I cannot help but think about the belugas that I study year after year in the St. Lawrence estuary. Nicknamed “canaries of the sea” belugas are amongst the most vocal mammals of the planet, and underwater noise severely impacts their ability to communicate effectively and remain in touch with one another, especially for mothers and their newborn calves, as our most recent study has shown3.
Our Quebec-based research partners at GREMM (Group for Research and Education on Marine Mammals) reported that belugas are already being seen near Tadoussac (our summer field-work hub). It may be too soon to evaluate the impact of the new pandemic-related regulations on the St. Lawrence soundscape, but once tourist season starts, we may just see the quietest period the whales have had in years!
Some restrictions introduced by Transport Canada intend to protect vulnerable Northern Canadian communities from the spread of the virus. For example, the measures prevent cruise ships from mooring, navigating or transiting in Canadian Arctic waters4. These measures will remain in place until October 31, 2020, the end of the shipping season in most of the Arctic. Given the ‘boom’ in cruise ship tourism in the region5 in recent years, as the warmer and less icy Arctic has become more navigable, this year may be a reminder of less noisy times for Arctic marine mammals like narwhals, belugas, and bowhead whales.
Locally [Valeria writes from Vancouver], BC Ferries has reduced their service across multiple routes, effectively cutting sailings in half. Given that BC Ferries is the single biggest producer of noise in British Columbia waters, this will have significant effects on whale habitat. Whale watching companies have also suspended operations, and the start of the cruise ship season has been delayed until July 1st at the earliest. For endangered southern resident killer whales these changes probably offer a welcome respite, as noise and disturbance are one of the three main threats to their recovery, along with reduced availability of chinook and contaminants.

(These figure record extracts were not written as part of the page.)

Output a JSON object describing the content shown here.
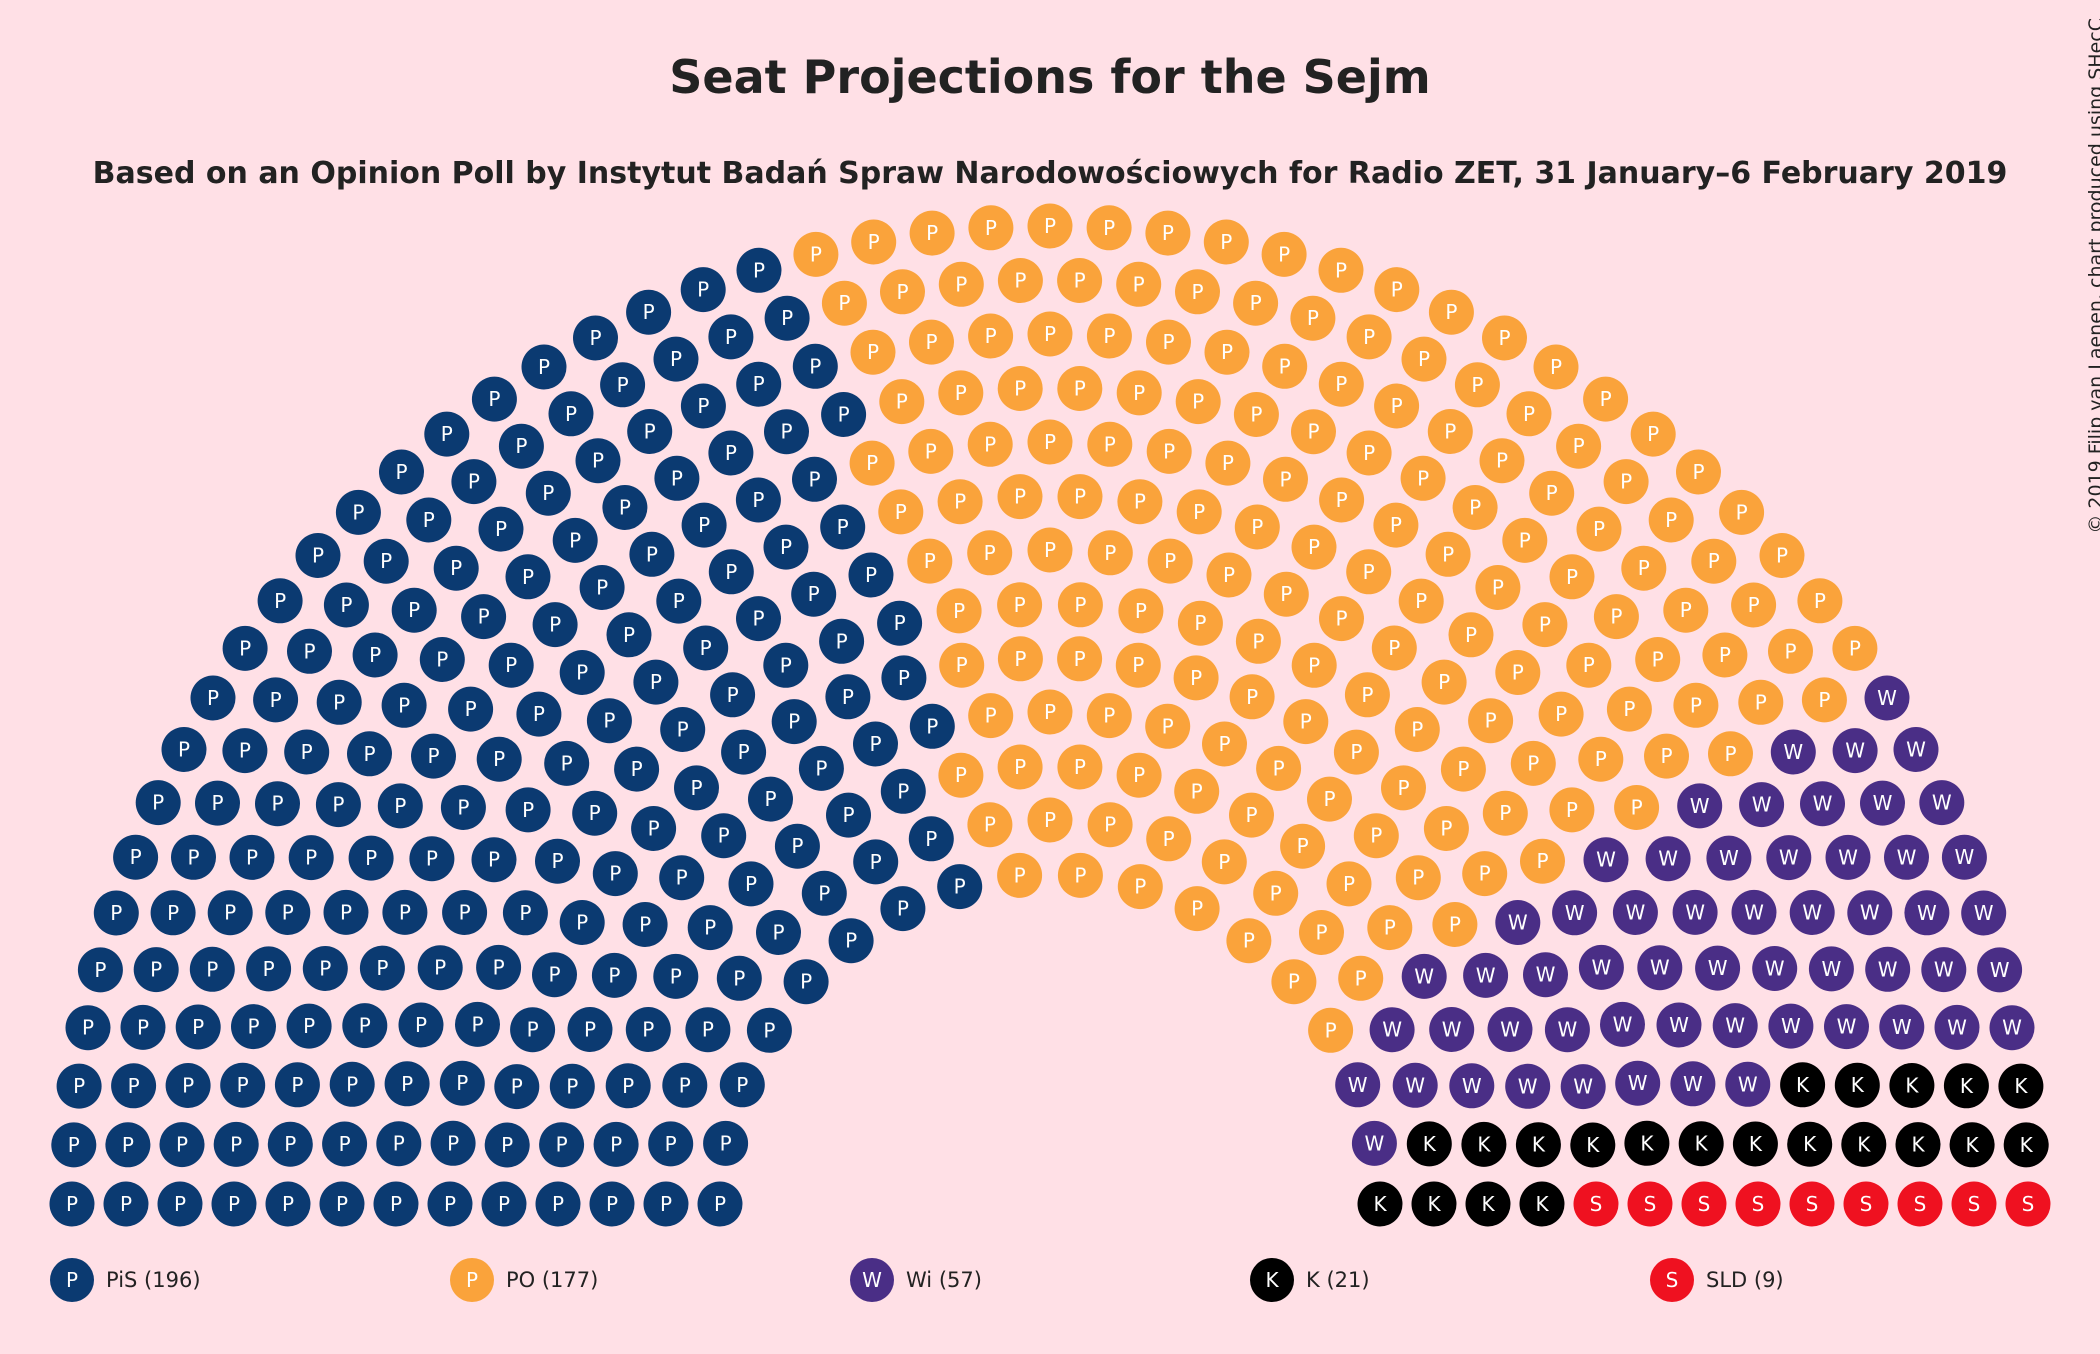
{
  "title": "Seat Projections for the Sejm",
  "subtitle": "Based on an Opinion Poll by Instytut Badań Spraw Narodowościowych for Radio ZET, 31 January–6 February 2019",
  "credit": "© 2019 Filip van Laenen, chart produced using SHecC",
  "chart_data": {
    "type": "parliament",
    "total_seats": 460,
    "series": [
      {
        "name": "PiS",
        "seats": 196,
        "letter": "P",
        "color": "#0b3a71",
        "legend": "PiS (196)"
      },
      {
        "name": "PO",
        "seats": 177,
        "letter": "P",
        "color": "#faa33b",
        "legend": "PO (177)"
      },
      {
        "name": "Wi",
        "seats": 57,
        "letter": "W",
        "color": "#4a2e86",
        "legend": "Wi (57)"
      },
      {
        "name": "K",
        "seats": 21,
        "letter": "K",
        "color": "#000000",
        "legend": "K (21)"
      },
      {
        "name": "SLD",
        "seats": 9,
        "letter": "S",
        "color": "#ef1120",
        "legend": "SLD (9)"
      }
    ]
  }
}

I reflect on these bittersweet unintended consequences of the pandemic for marine life. There is little doubt that we are experiencing an unprecedented hiatus in ocean noise. It is too early to tell how long this will last, and what the impacts will be on marine mammals, but I hope that these trying and unprecedented times teach us something about the direct, and often immediate, impact of our actions on our oceans.

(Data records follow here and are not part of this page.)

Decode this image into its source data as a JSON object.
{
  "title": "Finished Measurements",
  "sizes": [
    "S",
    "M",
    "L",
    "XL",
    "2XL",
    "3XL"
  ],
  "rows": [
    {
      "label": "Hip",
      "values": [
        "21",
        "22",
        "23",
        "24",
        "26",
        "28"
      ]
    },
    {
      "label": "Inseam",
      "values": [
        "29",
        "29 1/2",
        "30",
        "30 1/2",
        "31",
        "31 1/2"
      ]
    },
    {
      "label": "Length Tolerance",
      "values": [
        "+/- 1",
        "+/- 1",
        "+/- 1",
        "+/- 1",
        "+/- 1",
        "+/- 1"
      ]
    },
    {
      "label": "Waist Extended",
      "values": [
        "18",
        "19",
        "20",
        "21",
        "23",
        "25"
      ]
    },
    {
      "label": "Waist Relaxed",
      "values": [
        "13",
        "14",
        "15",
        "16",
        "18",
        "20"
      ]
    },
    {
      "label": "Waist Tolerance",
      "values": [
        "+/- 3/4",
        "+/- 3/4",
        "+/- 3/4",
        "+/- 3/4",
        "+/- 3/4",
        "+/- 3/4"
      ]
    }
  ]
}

- 1. (2012) Rolland, R. M., Parks, S., Hunt, K. E., Castellote, M., Corkeron, P. J. , Nowacek, D. P., Wasser, S. K., and Kraus, S. D. Evidence that ship noise increases stress in right whales. Proceedings of the Royal Society B: Biological Sciences 279 (1737): 2363-8. 10.1098/rspb.2011.2429.
- 2. (2020) Gibney, E. Coronavirus lockdown have changed the way Earth moves. Nature 580, 176-177
- 3. (2019) Vergara, V., Wood, J., Ames, A., Mikus, MA., Lesage, V., Michaud, R. Mom, can you hear me? Impacts of underwater noise on mother-calf contact calls in endangered belugas (Delphinapterus leucas). Abstracts of the International Workshop on Beluga Whale Research and Conservation. March 12-14, Mystic, CT, USA.